Lifestyle

Corsica closes beaches after rampaging cows hurt tourists

Moo-ve over!

Beaches in Corsica were closed this week after unusually aggressive cows started goring tourists.

The French-owned Mediterranean island has over 15,000 cows who have become unusually headstrong after a year of lockdown. Tourists returning to the island’s famed beaches are now fighting over their spots of sand with the bovine horde.

One man was sent to hospital after being gored in the neck on a beach in Lotu, another herd of cows chased tourists down a popular street, and in the mountain village of Lozzi, a 70-year-old woman was flown to hospital with a “severe leg wound” after being attacked while hanging out her laundry, according to the Times of London.

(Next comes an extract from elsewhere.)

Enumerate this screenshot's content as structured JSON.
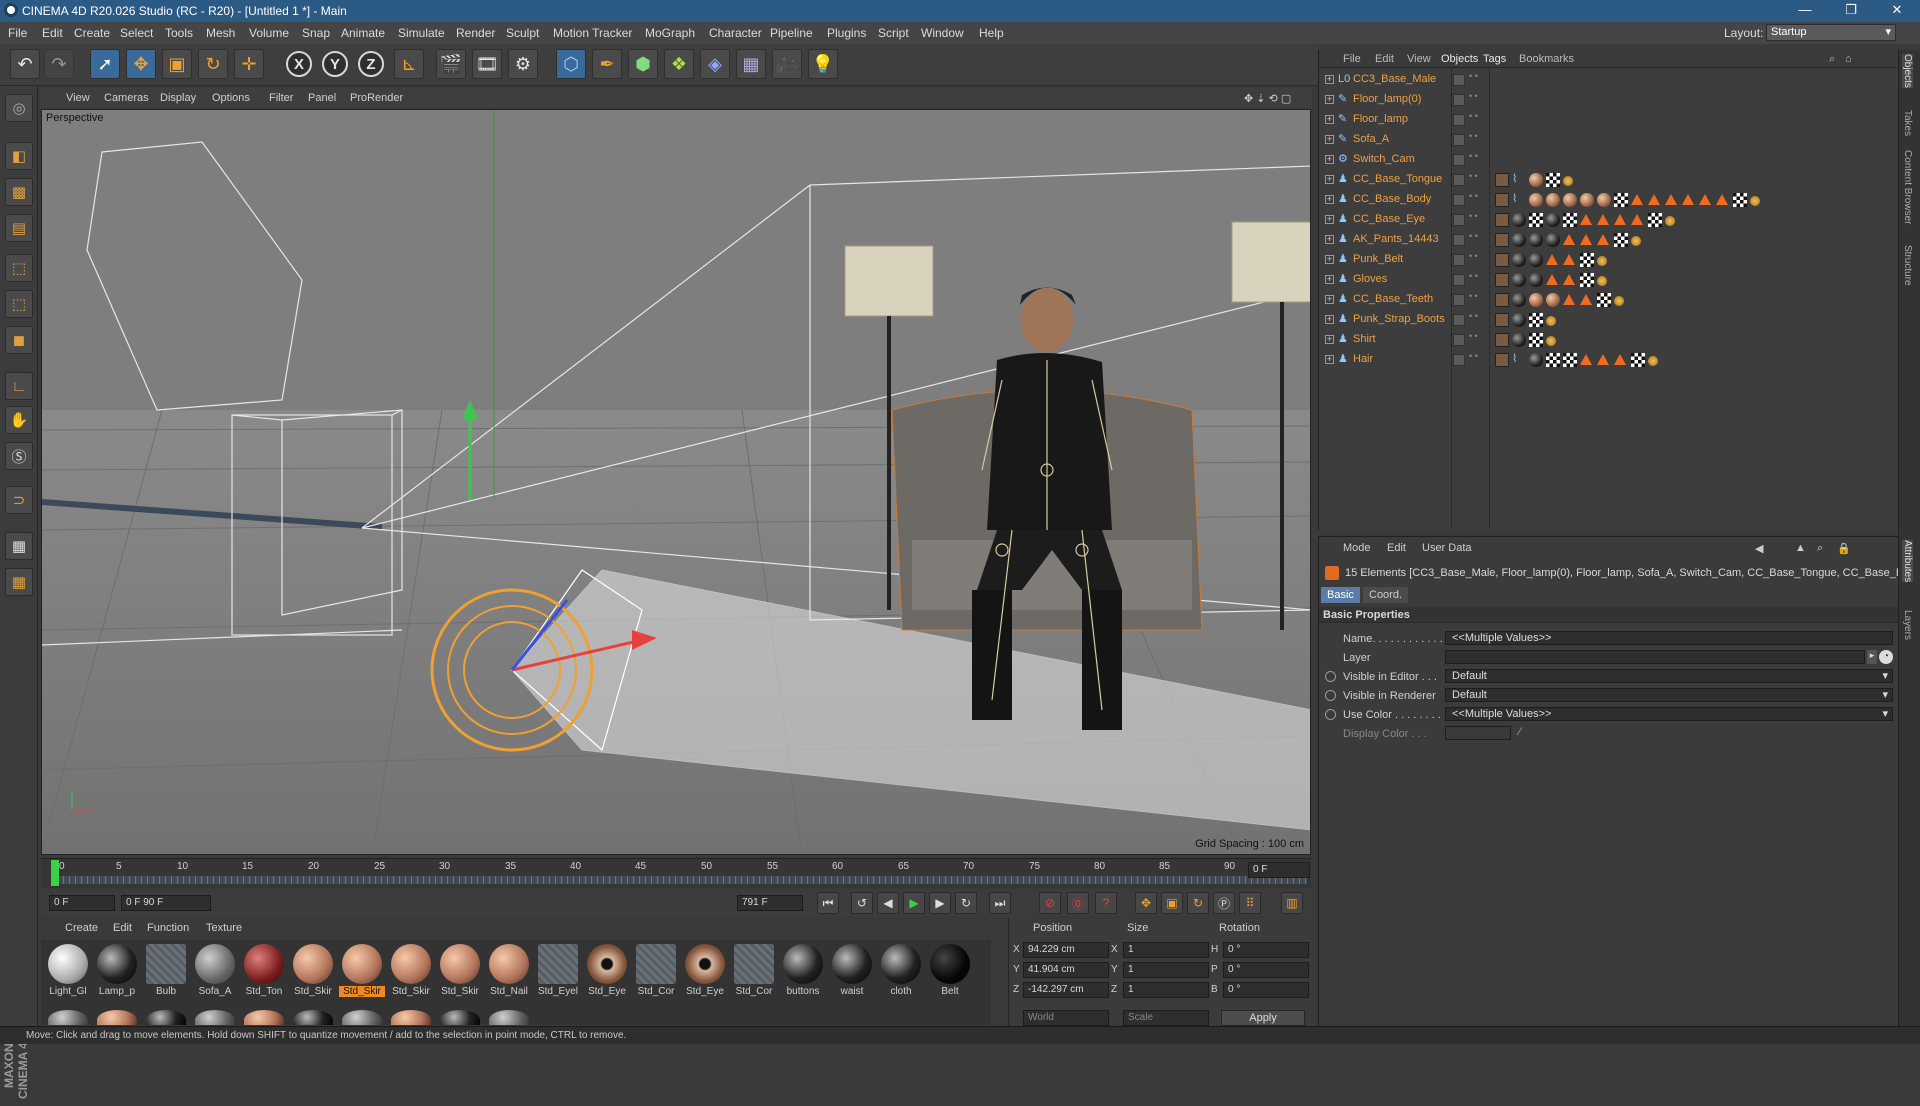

“The lady was wounded two centimeters from the femoral artery,” Lozzi mayor Francois Acquaviva told local newspaper Corse. “If this goes on, there will be deaths.”

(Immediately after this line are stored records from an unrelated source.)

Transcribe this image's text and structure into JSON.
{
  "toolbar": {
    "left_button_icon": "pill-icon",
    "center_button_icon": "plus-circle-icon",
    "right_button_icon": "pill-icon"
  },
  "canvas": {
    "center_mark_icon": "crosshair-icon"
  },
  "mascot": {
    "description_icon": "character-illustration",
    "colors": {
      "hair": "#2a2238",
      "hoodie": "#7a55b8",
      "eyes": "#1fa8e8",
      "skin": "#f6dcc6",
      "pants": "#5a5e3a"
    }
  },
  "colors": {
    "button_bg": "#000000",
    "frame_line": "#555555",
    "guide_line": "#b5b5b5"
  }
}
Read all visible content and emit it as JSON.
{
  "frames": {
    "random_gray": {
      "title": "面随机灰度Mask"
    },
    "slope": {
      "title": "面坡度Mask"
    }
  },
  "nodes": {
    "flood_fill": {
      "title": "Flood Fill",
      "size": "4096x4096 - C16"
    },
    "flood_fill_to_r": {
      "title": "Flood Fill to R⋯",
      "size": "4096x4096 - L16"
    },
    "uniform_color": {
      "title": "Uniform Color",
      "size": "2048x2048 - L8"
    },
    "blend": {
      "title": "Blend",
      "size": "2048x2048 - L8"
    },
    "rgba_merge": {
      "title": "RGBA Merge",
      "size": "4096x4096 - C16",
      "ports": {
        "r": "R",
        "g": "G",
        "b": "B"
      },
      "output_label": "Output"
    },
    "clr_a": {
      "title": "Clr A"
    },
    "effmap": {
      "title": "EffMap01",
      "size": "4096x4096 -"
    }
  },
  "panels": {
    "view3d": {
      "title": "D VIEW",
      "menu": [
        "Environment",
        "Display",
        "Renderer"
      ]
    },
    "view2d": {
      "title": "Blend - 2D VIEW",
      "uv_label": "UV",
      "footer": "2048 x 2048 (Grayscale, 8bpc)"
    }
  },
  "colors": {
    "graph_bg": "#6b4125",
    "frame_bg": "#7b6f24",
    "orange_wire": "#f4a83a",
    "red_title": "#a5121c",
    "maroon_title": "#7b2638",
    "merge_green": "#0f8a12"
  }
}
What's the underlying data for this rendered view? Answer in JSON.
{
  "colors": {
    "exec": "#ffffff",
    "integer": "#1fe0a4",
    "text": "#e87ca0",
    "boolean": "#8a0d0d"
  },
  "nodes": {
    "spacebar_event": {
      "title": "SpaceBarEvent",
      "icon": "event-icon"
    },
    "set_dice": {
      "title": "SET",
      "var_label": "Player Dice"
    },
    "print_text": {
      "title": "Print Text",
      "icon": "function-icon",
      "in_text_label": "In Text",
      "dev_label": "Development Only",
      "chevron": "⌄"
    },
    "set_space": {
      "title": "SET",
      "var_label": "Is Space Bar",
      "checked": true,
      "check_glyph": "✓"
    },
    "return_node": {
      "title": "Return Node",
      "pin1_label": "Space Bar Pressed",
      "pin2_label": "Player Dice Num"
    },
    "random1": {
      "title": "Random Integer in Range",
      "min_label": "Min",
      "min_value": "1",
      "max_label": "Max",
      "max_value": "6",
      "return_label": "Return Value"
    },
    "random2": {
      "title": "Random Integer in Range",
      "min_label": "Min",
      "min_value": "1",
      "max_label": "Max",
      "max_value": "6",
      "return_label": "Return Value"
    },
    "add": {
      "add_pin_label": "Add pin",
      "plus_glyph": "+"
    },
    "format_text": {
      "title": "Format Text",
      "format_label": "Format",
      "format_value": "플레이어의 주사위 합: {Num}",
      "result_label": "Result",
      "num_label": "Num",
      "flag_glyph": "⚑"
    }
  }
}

In the southern part of the island near Ajaccio, beaches were closed after crowds of cattle were caught damaging cars, private property and rampaging through picnics.

“Tourists laugh at this as folklore and take pictures, but it’s a real pest,” a local councilor told the paper, and one animal rescue official warned: “When you see that [the cows] are heading in a particular direction, it is best to give them priority.”